Representation quality. Networks trained with our approach maintained consistently high effective rank throughout training, roughly double that of reactive methods. Internal representations remained rich and non-redundant over time, rather than collapsing into low-dimensional subspaces.

Figure 2. Representation quality measured by effective rank of hidden activations. Networks trained with the local plasticity learning rule maintain consistently higher effective rank throughout training, indicating richer and less redundant internal representations. In contrast, reactive methods show progressive rank collapse as tasks accumulate. Preserved representational richness correlates with both the ability to learn and improved performance of prior tasks.

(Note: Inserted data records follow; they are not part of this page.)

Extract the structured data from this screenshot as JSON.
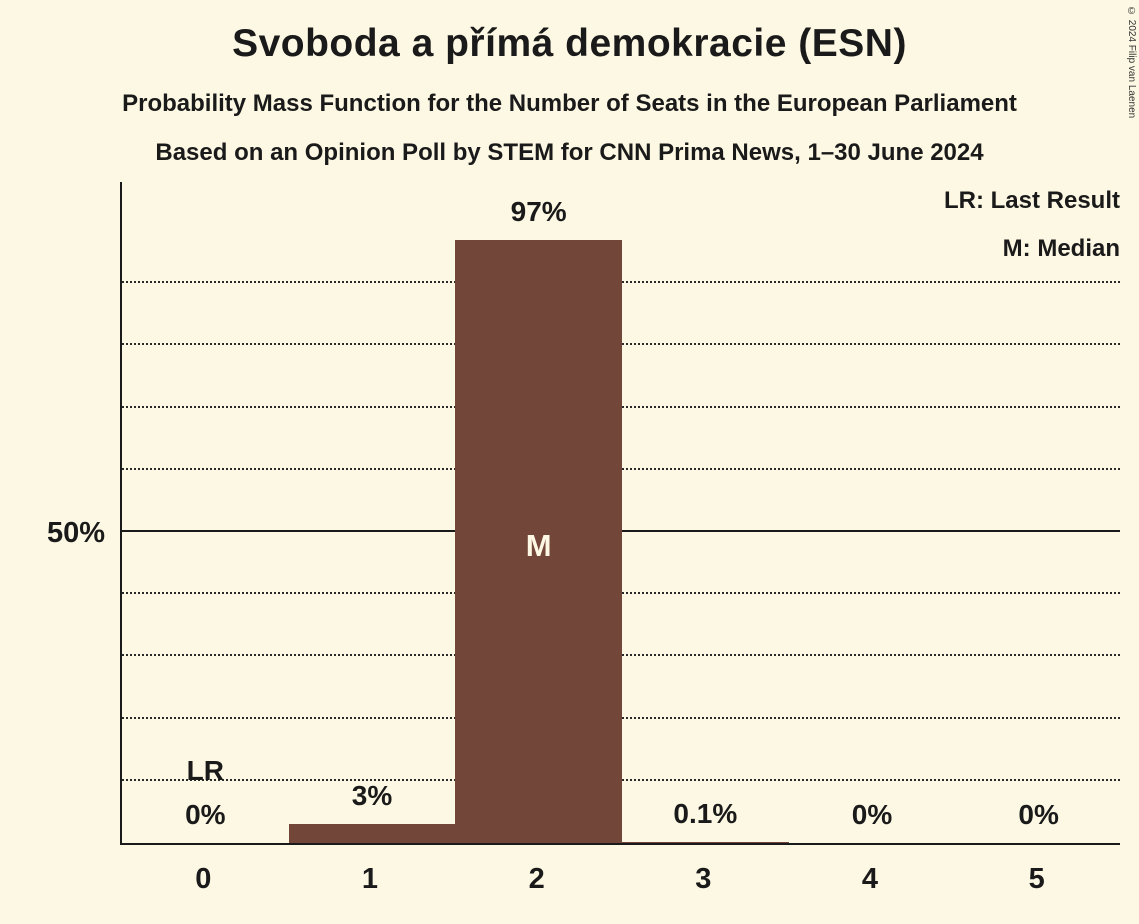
{
  "chart_data": {
    "type": "bar",
    "title": "Svoboda a přímá demokracie (ESN)",
    "subtitle1": "Probability Mass Function for the Number of Seats in the European Parliament",
    "subtitle2": "Based on an Opinion Poll by STEM for CNN Prima News, 1–30 June 2024",
    "xlabel": "",
    "ylabel": "",
    "categories": [
      "0",
      "1",
      "2",
      "3",
      "4",
      "5"
    ],
    "values": [
      0,
      3,
      97,
      0.1,
      0,
      0
    ],
    "value_labels": [
      "0%",
      "3%",
      "97%",
      "0.1%",
      "0%",
      "0%"
    ],
    "ylim": [
      0,
      100
    ],
    "y_major": {
      "value": 50,
      "label": "50%"
    },
    "gridlines": [
      10,
      20,
      30,
      40,
      60,
      70,
      80,
      90
    ],
    "grid": "dotted",
    "median_index": 2,
    "median_marker": "M",
    "last_result_index": 0,
    "last_result_marker": "LR",
    "legend": [
      {
        "label": "LR: Last Result"
      },
      {
        "label": "M: Median"
      }
    ],
    "legend_position": "top-right",
    "copyright": "© 2024 Filip van Laenen",
    "colors": {
      "background": "#fdf8e3",
      "bar": "#73463a",
      "text": "#1a1a1a",
      "median_text": "#fdf8e3",
      "grid": "#2a2a2a"
    }
  }
}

Catastrophic forgetting. Perhaps most notably, our proactive approach significantly outperformed Continual Backpropagation in retaining the ability to perform previously learned tasks. While reactive methods exhibit rapid forgetting of earlier skills, our method maintained substantially higher performance on prior tasks. In some temporal regimes, retention was nearly doubled. These results suggest that preserving high-rank representations not only supports continued learning, but also reduces interference between old and new knowledge.

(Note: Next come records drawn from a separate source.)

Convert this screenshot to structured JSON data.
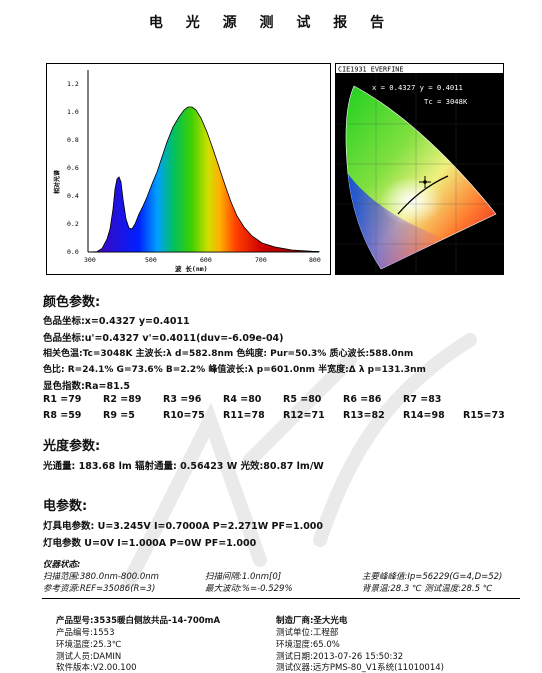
{
  "title": "电 光 源 测 试 报 告",
  "spectrum": {
    "xlabel": "波 长(nm)",
    "ylabel": "相对光谱",
    "x_ticks": [
      "300",
      "500",
      "600",
      "700",
      "800"
    ],
    "y_ticks": [
      "0.0",
      "0.2",
      "0.4",
      "0.6",
      "0.8",
      "1.0",
      "1.2"
    ]
  },
  "cie": {
    "header": "CIE1931 EVERFINE",
    "coords": "x = 0.4327 y = 0.4011",
    "tc": "Tc = 3048K"
  },
  "color_params": {
    "heading": "颜色参数:",
    "line1": "色品坐标:x=0.4327  y=0.4011",
    "line2": "色品坐标:u'=0.4327  v'=0.4011(duv=-6.09e-04)",
    "line3": "相关色温:Tc=3048K  主波长:λ d=582.8nm 色纯度: Pur=50.3% 质心波长:588.0nm",
    "line4": "色比: R=24.1% G=73.6% B=2.2%   峰值波长:λ p=601.0nm 半宽度:Δ λ p=131.3nm",
    "line5": "显色指数:Ra=81.5",
    "row1": [
      "R1 =79",
      "R2 =89",
      "R3 =96",
      "R4 =80",
      "R5 =80",
      "R6 =86",
      "R7 =83"
    ],
    "row2": [
      "R8 =59",
      "R9 =5",
      "R10=75",
      "R11=78",
      "R12=71",
      "R13=82",
      "R14=98",
      "R15=73"
    ]
  },
  "photometric": {
    "heading": "光度参数:",
    "line": "光通量: 183.68 lm   辐射通量: 0.56423 W   光效:80.87 lm/W"
  },
  "electrical": {
    "heading": "电参数:",
    "line1": "灯具电参数: U=3.245V  I=0.7000A  P=2.271W PF=1.000",
    "line2": "灯电参数  U=0V  I=1.000A  P=0W PF=1.000"
  },
  "instrument": {
    "heading": "仪器状态:",
    "scan_range": "扫描范围:380.0nm-800.0nm",
    "scan_step": "扫描间隔:1.0nm[0]",
    "peak": "主要峰峰值:Ip=56229(G=4,D=52)",
    "ref": "参考资源:REF=35086(R=3)",
    "deviation": "最大波动:%=-0.529%",
    "temp": "背景温:28.3 ℃ 测试温度:28.5 ℃"
  },
  "footer": {
    "model": "产品型号:3535暖白侧放共品-14-700mA",
    "maker": "制造厂商:圣大光电",
    "serial": "产品编号:1553",
    "unit": "测试单位:工程部",
    "amb_temp": "环境温度:25.3℃",
    "humidity": "环境湿度:65.0%",
    "tester": "测试人员:DAMIN",
    "date": "测试日期:2013-07-26 15:50:32",
    "software": "软件版本:V2.00.100",
    "instrument": "测试仪器:远方PMS-80_V1系统(11010014)"
  }
}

Figure 3. Memory retention measured as average accuracy across all previously learned tasks. Models using the local plasticity rule retain substantially higher performance on earlier tasks compared to reactive methods such as Continual Backpropagation. While baseline and recycling-based approaches exhibit rapid forgetting, the proposed method preserves prior knowledge over extended task sequences, demonstrating reduced interference between old and new learning.

Limitations and Future Directions 

This work represents an early step toward using biological insight to guide algorithm discovery. Our evaluation focuses on a controlled continual learning benchmark, which provides a clear test of sustained learning capacity but does not capture the full complexity of real-world settings. Extending these results to broader tasks, data modalities, and model architectures will be important for assessing how broadly these effects generalize.

While we observe clear gains in plasticity, representation quality, and retention, the theoretical foundations of this approach remain an active area of investigation. We are continuing to study the learning dynamics underlying these results and extending our experiments to more complex domains. Although we are not yet ready to publish the full technical details of the local plasticity rule, we wanted to share these findings with the research community as an initial step.

More broadly, this work points toward a new direction for discovering learning mechanisms. Looking ahead, developing systematic pipelines to explore and refine biologically inspired learning behaviors will be critical for turning these ideas into a repeatable engine for algorithm discovery.

Conclusions

These results highlight a key limitation of reactive continual learning methods, which intervene only after representations have already collapsed, making recovery difficult once learning capacity is lost. By contrast, a proactive approach that preserves rich, high-dimensional representations throughout training allows new tasks to be learned without overwriting existing knowledge. More broadly, this work demonstrates how biological insight can guide algorithm discovery, pointing toward a future in which biology-inspired discovery pipelines enable the systematic development of more adaptive and resilient AI systems.